Ma tra fughe in avanti e ritirate tecniche, la strategia di Conte per resistere è semplice ma efficace: far mostra di voler smuovere le montagne e «cambiare l'Italia» da cima a fondo, proponendo onirici Piani di Rinascita Nazionale, ma al contempo, nella realtà, non spostare neppure una frasca per evitare il rischio di incrinare i precari equilibri del suo governo. Se ne sono accorti quei dem che nelle settimane scorse, preoccupati per la catastrofica incapacità della ministra dell'Istruzione Azzolina che sta portando al collasso la scuola italiana, hanno chiesto udienza al premier e hanno suggerito una via d'uscita «soft» dall'attuale caos: nominare Patrizio Bianchi, il tecnico messo a capo della task force di consulenti del ministero, commissario straordinario per la riapertura delle scuole.
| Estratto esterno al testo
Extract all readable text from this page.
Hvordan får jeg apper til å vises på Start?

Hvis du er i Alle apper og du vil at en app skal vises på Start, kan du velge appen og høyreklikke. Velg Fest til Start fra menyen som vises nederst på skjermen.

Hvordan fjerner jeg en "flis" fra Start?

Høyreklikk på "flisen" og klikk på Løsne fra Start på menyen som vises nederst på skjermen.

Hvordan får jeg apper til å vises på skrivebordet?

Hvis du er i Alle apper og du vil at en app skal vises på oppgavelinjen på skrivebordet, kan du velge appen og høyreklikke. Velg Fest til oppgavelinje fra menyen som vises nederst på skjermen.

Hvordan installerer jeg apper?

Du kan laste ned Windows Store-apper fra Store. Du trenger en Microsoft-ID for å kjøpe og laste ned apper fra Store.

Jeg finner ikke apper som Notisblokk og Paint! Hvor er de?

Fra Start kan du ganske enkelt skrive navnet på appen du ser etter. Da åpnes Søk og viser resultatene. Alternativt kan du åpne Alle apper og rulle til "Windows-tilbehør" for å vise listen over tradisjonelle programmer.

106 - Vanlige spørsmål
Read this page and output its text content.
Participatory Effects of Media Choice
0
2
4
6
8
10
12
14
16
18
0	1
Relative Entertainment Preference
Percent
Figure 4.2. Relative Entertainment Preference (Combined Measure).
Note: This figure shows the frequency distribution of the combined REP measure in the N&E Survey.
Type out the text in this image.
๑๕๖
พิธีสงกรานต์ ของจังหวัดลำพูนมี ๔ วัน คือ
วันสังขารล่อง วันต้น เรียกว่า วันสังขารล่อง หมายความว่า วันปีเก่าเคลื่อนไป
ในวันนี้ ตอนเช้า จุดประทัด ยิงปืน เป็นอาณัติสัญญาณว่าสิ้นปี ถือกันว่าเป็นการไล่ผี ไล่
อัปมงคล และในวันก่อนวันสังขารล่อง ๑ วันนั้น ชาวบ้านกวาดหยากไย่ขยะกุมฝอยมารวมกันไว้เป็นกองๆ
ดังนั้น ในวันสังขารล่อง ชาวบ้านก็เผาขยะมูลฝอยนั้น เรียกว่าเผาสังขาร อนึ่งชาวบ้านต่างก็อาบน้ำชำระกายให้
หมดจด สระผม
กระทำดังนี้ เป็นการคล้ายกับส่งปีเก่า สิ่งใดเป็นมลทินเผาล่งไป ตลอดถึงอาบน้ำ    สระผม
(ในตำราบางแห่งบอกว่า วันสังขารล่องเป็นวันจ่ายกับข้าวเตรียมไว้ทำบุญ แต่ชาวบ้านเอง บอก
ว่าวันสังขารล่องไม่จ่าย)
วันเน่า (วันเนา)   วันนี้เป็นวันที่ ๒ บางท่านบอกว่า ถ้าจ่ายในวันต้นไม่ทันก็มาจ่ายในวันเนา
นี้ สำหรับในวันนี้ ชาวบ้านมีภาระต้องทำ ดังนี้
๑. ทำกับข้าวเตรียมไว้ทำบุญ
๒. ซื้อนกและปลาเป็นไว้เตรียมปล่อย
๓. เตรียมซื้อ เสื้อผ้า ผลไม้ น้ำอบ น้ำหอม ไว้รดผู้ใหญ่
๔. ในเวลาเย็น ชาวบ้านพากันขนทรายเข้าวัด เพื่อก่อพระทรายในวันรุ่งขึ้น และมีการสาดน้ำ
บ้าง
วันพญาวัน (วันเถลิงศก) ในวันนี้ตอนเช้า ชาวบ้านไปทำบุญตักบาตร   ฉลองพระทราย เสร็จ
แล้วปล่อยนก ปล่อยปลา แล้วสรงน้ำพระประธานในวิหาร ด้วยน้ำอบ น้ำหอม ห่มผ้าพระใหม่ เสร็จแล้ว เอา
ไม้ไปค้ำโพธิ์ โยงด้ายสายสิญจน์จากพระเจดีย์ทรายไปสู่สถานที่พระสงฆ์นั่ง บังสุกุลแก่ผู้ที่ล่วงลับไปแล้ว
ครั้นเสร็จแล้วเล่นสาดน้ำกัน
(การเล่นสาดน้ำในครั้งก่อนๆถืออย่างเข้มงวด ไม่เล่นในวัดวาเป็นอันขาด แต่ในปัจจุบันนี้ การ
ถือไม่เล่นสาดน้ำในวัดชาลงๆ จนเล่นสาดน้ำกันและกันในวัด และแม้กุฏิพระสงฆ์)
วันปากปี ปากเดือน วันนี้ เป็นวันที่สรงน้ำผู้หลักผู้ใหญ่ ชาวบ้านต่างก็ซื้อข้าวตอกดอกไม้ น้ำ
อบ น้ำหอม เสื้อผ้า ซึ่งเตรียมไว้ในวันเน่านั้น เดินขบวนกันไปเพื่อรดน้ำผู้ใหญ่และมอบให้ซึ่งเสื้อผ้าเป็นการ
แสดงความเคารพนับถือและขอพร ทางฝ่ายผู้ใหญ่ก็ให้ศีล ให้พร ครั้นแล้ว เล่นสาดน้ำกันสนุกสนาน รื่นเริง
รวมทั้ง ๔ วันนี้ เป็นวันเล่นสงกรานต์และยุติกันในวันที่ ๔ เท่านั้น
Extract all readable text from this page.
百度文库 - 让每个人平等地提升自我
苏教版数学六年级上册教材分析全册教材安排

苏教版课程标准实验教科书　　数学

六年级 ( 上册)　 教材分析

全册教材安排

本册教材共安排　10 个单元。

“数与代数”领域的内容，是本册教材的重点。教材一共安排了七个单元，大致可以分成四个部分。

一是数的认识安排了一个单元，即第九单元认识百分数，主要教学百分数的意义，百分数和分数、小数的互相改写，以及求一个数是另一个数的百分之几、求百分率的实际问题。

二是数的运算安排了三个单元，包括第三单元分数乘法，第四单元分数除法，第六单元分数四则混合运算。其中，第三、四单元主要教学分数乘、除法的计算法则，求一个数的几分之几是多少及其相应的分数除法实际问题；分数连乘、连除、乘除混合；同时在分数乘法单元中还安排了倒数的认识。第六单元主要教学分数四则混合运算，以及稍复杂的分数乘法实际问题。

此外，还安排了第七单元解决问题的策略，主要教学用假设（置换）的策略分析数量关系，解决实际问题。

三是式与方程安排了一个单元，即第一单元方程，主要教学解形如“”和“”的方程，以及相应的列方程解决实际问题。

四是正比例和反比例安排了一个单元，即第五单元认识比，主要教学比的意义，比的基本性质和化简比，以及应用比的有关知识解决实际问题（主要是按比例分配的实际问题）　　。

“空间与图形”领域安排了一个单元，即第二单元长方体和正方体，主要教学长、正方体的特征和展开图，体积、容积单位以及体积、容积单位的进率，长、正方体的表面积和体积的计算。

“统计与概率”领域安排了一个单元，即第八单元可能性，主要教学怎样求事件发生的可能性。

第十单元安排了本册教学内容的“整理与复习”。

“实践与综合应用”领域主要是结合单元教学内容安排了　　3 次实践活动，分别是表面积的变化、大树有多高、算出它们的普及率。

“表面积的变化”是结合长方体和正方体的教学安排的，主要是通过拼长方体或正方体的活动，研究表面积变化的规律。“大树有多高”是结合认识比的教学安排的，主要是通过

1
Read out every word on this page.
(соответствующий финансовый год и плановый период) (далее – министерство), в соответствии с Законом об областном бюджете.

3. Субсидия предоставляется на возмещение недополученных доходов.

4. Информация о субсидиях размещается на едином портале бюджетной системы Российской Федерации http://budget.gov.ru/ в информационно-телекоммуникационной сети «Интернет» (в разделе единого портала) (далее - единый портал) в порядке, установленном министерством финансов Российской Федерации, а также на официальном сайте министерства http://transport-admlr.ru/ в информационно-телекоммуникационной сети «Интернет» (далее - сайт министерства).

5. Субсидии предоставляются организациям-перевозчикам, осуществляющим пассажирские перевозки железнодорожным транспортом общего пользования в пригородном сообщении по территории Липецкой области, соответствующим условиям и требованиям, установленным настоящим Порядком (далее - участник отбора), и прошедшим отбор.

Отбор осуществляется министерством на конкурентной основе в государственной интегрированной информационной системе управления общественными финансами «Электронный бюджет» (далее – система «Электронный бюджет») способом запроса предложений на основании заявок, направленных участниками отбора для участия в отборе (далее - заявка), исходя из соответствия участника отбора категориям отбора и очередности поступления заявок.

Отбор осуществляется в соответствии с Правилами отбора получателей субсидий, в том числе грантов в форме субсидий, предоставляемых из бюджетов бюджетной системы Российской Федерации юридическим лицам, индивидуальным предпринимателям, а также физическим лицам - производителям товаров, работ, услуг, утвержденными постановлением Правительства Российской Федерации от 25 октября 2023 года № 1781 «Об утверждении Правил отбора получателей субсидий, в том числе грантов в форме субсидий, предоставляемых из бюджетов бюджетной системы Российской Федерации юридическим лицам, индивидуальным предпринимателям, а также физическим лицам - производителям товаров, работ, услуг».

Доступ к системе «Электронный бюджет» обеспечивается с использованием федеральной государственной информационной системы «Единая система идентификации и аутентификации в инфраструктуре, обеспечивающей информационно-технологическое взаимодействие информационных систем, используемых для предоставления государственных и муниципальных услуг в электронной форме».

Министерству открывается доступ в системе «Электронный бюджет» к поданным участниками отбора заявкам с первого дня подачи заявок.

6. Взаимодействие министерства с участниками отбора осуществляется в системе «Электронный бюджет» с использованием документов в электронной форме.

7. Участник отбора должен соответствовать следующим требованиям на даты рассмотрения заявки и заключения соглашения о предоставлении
Un modo per bypassare la ministra, senza umiliarla eccessivamente, e tentare di uscire dalla paralisi risparmiando al Paese una figuraccia mondiale.

Ma Conte, pur ammettendo che «il problema c'è» e che lui è «consapevole» dell'inadeguatezza dell'esponente grillina, ha bocciato l'idea: «Il rischio è che poi non ci si fermi lì». Che cioè il commissariamento, sia pure necessario, di un ministro incapace faccia partire una reazione a catena di lotte tra correnti e richieste di rimpasto che destabilizzerebbero il governo. «Azzolina è una protégée di Fico, il presidente della Camera non può accettare che venga messa in discussione. E Fico è supporter di Conte, quindi non gli si può fare uno sgarro», è la spiegazione.

Quindi, pazienza se le scuole non saranno in grado di riaprire a settembre: l'importante è che resti aperto il governo.